Pour faire cesser les violences familiales, vous pouvez encore signer cette pétition.

http://www.petitions24.net/la_maltraitance_des_enfants__grande_cause_nationale_2014

Cette pétition n’a pas rencontré l’adhésion du public : à peine 10 000 signataires.
Les pétitions pour la protection des animaux atteignent facilement les 100 000 signataires.

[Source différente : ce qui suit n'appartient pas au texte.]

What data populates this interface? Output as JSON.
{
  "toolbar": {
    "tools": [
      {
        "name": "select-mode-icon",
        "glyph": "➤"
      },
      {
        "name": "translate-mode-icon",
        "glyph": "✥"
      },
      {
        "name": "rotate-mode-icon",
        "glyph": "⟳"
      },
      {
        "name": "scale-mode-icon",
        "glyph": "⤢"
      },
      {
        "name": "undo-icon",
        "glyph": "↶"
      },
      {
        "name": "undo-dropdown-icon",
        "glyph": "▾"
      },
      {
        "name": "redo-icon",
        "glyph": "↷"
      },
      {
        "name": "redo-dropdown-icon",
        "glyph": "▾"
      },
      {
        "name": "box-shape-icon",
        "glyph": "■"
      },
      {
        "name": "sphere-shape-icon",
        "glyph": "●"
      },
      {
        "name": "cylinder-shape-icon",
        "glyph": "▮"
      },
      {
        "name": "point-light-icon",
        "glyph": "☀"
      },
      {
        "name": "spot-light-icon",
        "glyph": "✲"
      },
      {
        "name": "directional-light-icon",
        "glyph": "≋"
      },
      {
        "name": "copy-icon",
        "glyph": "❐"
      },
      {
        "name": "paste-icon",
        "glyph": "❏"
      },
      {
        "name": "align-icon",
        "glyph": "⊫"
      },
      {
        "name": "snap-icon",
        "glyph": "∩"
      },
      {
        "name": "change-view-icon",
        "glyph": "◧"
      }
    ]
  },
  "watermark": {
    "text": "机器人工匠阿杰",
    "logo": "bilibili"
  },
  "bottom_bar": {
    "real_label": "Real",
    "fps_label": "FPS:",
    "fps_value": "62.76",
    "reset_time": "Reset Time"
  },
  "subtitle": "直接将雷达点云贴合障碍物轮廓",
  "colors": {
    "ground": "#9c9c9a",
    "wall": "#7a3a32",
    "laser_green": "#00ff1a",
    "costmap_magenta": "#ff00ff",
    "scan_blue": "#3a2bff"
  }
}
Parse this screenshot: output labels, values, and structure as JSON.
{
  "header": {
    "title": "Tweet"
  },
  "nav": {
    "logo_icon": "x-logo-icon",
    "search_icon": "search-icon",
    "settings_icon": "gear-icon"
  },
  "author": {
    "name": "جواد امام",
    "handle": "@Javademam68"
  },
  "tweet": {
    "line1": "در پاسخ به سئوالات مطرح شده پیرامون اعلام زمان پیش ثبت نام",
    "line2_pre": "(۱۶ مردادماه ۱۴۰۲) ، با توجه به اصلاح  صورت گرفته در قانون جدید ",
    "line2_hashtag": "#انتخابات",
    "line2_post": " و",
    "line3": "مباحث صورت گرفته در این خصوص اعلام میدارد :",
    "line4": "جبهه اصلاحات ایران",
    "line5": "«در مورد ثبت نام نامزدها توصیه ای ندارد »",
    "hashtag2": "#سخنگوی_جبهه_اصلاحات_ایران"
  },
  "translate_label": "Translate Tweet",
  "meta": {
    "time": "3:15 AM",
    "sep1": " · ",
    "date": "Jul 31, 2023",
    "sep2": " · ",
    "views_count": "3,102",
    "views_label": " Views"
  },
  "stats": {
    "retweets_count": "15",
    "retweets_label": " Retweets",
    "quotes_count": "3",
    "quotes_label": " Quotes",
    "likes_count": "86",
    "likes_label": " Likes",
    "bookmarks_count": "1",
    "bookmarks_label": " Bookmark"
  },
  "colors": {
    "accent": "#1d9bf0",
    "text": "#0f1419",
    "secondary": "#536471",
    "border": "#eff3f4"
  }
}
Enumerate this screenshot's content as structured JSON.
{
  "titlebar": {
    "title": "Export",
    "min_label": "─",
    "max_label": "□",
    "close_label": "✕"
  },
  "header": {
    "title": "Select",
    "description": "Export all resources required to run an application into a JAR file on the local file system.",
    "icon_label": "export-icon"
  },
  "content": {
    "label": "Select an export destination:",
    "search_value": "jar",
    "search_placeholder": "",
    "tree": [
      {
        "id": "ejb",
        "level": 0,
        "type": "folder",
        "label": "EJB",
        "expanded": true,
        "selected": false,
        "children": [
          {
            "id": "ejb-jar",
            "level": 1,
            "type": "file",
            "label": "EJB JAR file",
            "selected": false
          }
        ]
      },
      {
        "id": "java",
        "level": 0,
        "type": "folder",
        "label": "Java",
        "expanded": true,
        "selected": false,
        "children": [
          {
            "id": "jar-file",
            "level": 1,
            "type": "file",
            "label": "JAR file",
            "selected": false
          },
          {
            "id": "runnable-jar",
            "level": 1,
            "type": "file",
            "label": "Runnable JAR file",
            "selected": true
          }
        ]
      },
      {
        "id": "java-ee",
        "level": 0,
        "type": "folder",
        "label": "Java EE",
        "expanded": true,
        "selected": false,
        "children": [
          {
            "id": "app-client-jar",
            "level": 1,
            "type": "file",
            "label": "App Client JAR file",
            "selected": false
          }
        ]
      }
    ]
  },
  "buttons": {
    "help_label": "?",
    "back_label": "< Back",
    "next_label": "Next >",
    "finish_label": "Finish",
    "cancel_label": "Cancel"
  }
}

Voici ce qu’on peut lire sur le site de l’administration publique (extrait de la loi) :
http://vosdroits.service-public.fr/particuliers/F952.xhtml

L’enfant victime d’agressions physiques, de violences psychologiques, d’abandon, de négligences ou de privation de soins est protégé par la société. Chaque adulte doit contribuer, autant qu’il lui est possible, à cette protection :

  • Protection par l’entourage, les associations et les services sociaux
  • Protection par la justice
  • Où s’adresser ?
  • Références
  • Protection par l’entourage, les associations et les services sociaux 

Même sans procédure judiciaire, il est possible de venir en aide à un enfant battu, maltraité ou privé de soins.

Toute personne

  • témoin de mauvais traitements sur un mineur
  • ou recevant des confidences d’un enfant relatives à une maltraitance

peut en faire le signalement aux autorités.

 

Nous aimons nos parents et souvent nous ne voulons pas reconnaître qu’ils nous ont fait subir des violences physiques ou psychologiques. Dans le meilleur des cas nous minimisons ces violences.
Il n’est pas question ici d’en vouloir à nos parents pour leurs actes. Sans doute ont-ils fait du mieux qu’ils ont pu, avec les informations reçues et l’histoire vécues.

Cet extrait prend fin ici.